Modular timber residential tower takes shape in Cebu

A timber construction mixed-use residential development with retail space and 300 serviced apartments to be constructed on the island of Cebu in the Phillipines will aim for negative carbon footprint.

Vincent Callebaut Architectures has imagined The Rainbow Tree, a modular mass timber condominium tower in Cebu City, Philippines.

GALLERY  

Revealing the cultural and natural Filipino heritage, the project, named after an iconic and colourful tree from the Philippines the Rainbow Eucalyptus, was entirely conceived in a way to reduce the carbon footprint of the building.

Aiming to build a residential structure with the double environmental certification of LEED and BERDE, the project “offers the perfect balance between mixed cultural heritage and natural heritage of unparalleled splendor”. With notions of passive bioclimatism and advanced renewable energies, The Rainbow Tree opts for a structure made of wood, the only natural, abundant, and renewable material, overlayed with more than 30,000 greeneries from the neighbouring tropical forests.

Located in Cebu, one of the largest islands in the Philippines, holding the main maritime shipping port and the central economic business centre, the building is a 32-storey, 115-meter-high tower built of solid wood.
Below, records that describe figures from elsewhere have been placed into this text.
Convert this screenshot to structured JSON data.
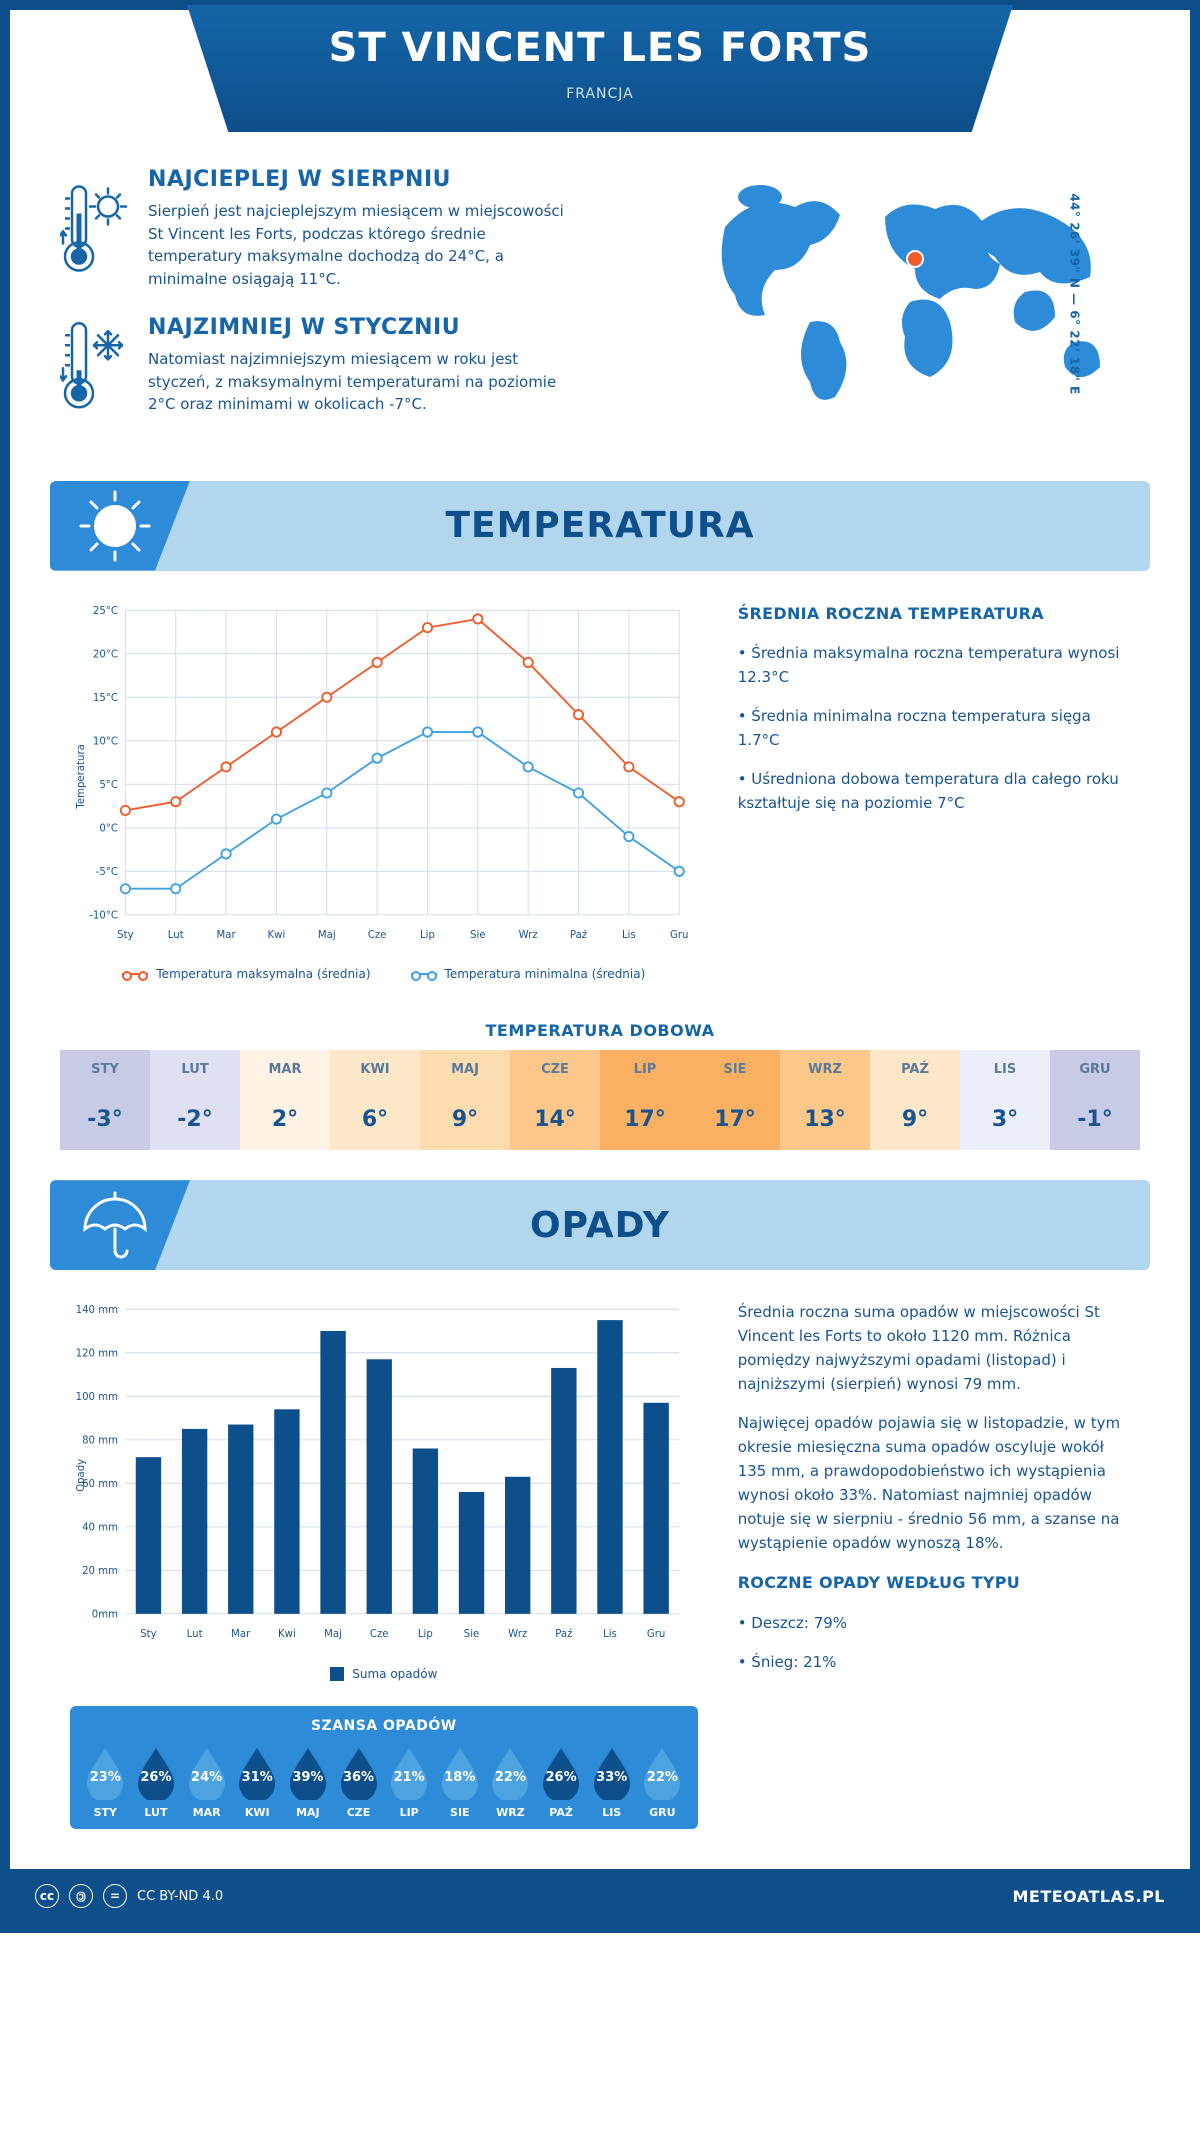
{
  "header": {
    "title": "ST VINCENT LES FORTS",
    "country": "FRANCJA"
  },
  "coords": "44° 26' 39\" N — 6° 22' 18\" E",
  "facts": {
    "hot": {
      "title": "NAJCIEPLEJ W SIERPNIU",
      "text": "Sierpień jest najcieplejszym miesiącem w miejscowości St Vincent les Forts, podczas którego średnie temperatury maksymalne dochodzą do 24°C, a minimalne osiągają 11°C."
    },
    "cold": {
      "title": "NAJZIMNIEJ W STYCZNIU",
      "text": "Natomiast najzimniejszym miesiącem w roku jest styczeń, z maksymalnymi temperaturami na poziomie 2°C oraz minimami w okolicach -7°C."
    }
  },
  "months": [
    "Sty",
    "Lut",
    "Mar",
    "Kwi",
    "Maj",
    "Cze",
    "Lip",
    "Sie",
    "Wrz",
    "Paź",
    "Lis",
    "Gru"
  ],
  "months_upper": [
    "STY",
    "LUT",
    "MAR",
    "KWI",
    "MAJ",
    "CZE",
    "LIP",
    "SIE",
    "WRZ",
    "PAŹ",
    "LIS",
    "GRU"
  ],
  "temp_section": {
    "title": "TEMPERATURA",
    "chart": {
      "type": "line",
      "ylabel": "Temperatura",
      "y_ticks": [
        -10,
        -5,
        0,
        5,
        10,
        15,
        20,
        25
      ],
      "y_tick_labels": [
        "-10°C",
        "-5°C",
        "0°C",
        "5°C",
        "10°C",
        "15°C",
        "20°C",
        "25°C"
      ],
      "ylim": [
        -10,
        25
      ],
      "series": {
        "max": {
          "label": "Temperatura maksymalna (średnia)",
          "color": "#f15a2b",
          "values": [
            2,
            3,
            7,
            11,
            15,
            19,
            23,
            24,
            19,
            13,
            7,
            3
          ]
        },
        "min": {
          "label": "Temperatura minimalna (średnia)",
          "color": "#3ea0e0",
          "values": [
            -7,
            -7,
            -3,
            1,
            4,
            8,
            11,
            11,
            7,
            4,
            -1,
            -5
          ]
        }
      },
      "grid_color": "#cfd9e8",
      "background": "#ffffff",
      "line_width": 2,
      "marker": "circle",
      "marker_size": 5
    },
    "side": {
      "title": "ŚREDNIA ROCZNA TEMPERATURA",
      "bullets": [
        "Średnia maksymalna roczna temperatura wynosi 12.3°C",
        "Średnia minimalna roczna temperatura sięga 1.7°C",
        "Uśredniona dobowa temperatura dla całego roku kształtuje się na poziomie 7°C"
      ]
    },
    "daily_title": "TEMPERATURA DOBOWA",
    "daily_values": [
      "-3°",
      "-2°",
      "2°",
      "6°",
      "9°",
      "14°",
      "17°",
      "17°",
      "13°",
      "9°",
      "3°",
      "-1°"
    ],
    "daily_colors": [
      "#c8cbe6",
      "#dfe1f2",
      "#fdf2e4",
      "#fde7c9",
      "#fddcb0",
      "#fbc88a",
      "#f9b062",
      "#f9b062",
      "#fbc88a",
      "#fde7c9",
      "#eceefa",
      "#c8cbe6"
    ]
  },
  "precip_section": {
    "title": "OPADY",
    "chart": {
      "type": "bar",
      "ylabel": "Opady",
      "y_ticks": [
        0,
        20,
        40,
        60,
        80,
        100,
        120,
        140
      ],
      "y_tick_labels": [
        "0mm",
        "20 mm",
        "40 mm",
        "60 mm",
        "80 mm",
        "100 mm",
        "120 mm",
        "140 mm"
      ],
      "ylim": [
        0,
        140
      ],
      "values": [
        72,
        85,
        87,
        94,
        130,
        117,
        76,
        56,
        63,
        113,
        135,
        97
      ],
      "bar_color": "#0d4f8b",
      "bar_width": 0.55,
      "grid_color": "#cfd9e8",
      "legend_label": "Suma opadów"
    },
    "side": {
      "p1": "Średnia roczna suma opadów w miejscowości St Vincent les Forts to około 1120 mm. Różnica pomiędzy najwyższymi opadami (listopad) i najniższymi (sierpień) wynosi 79 mm.",
      "p2": "Najwięcej opadów pojawia się w listopadzie, w tym okresie miesięczna suma opadów oscyluje wokół 135 mm, a prawdopodobieństwo ich wystąpienia wynosi około 33%. Natomiast najmniej opadów notuje się w sierpniu - średnio 56 mm, a szanse na wystąpienie opadów wynoszą 18%.",
      "type_title": "ROCZNE OPADY WEDŁUG TYPU",
      "types": [
        "Deszcz: 79%",
        "Śnieg: 21%"
      ]
    },
    "chance": {
      "title": "SZANSA OPADÓW",
      "values": [
        23,
        26,
        24,
        31,
        39,
        36,
        21,
        18,
        22,
        26,
        33,
        22
      ],
      "bg_colors": [
        "#4da3e0",
        "#0d4f8b",
        "#4da3e0",
        "#0d4f8b",
        "#0d4f8b",
        "#0d4f8b",
        "#4da3e0",
        "#4da3e0",
        "#4da3e0",
        "#0d4f8b",
        "#0d4f8b",
        "#4da3e0"
      ]
    }
  },
  "footer": {
    "license": "CC BY-ND 4.0",
    "site": "METEOATLAS.PL"
  },
  "palette": {
    "primary": "#0d4f8b",
    "accent": "#2d8bd8",
    "pale": "#b3d6ef",
    "text": "#1a5490"
  }
}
Inspired by traditional “Bahay Kubo” homes, the modular mass timber tower stacks 1200 prefabricated modules, each with sides measuring 4 meters and a height varying between 3.2 to 4.8 meters.

The construction technique used consists of overlaying perpendicularly wooden slats and connecting them together using structural, now-organic adhesives. Covered with a cladding of cedar planks burnt according to the ancestral Japanese method called Shou-Sugi-Ban, the building has a better resistance to fire, wood-eating insects, and fungi.

Moreover, the building, which has a negative carbon footprint, takes on a flexible design for reversible programming. Comprising of a central core and an “exoskeleton” façade, the interior space is completely freed. Including a restaurant, a co-working space, a pool, spa and fitness centre, and an urban sky farm, The Rainbow Tree offers more than basic residential units to its inhabitants. The building will achieve a LEED gold+ and BERDE 4-star (established by the Philippine green building council) sustainability certification.

“Our leitmotif is, therefore, to combine functionality and elegance by sublimating natural, simple, and traditional materials. The Rainbow Tree is a contemporary design architecture born from collective memory with clean curves tinged with a popular dimension, a collective ideal, and an ancestral imagination. It advocates the use and reinterpretation of the indigenous, colonial, and modern architectural and landscape styles that predominate or prevail in the city of Cebu,” said Vincent Callebaut Architectures.

Integrating urban agriculture and renewable energies, The Rainbow Tree is a prototype of a completely bio-based vertical forest respecting the four pillars of the ecological city of the future, including energy self-sufficiency, greening of buildings and development of urban agriculture, soft mobility, and social innovation.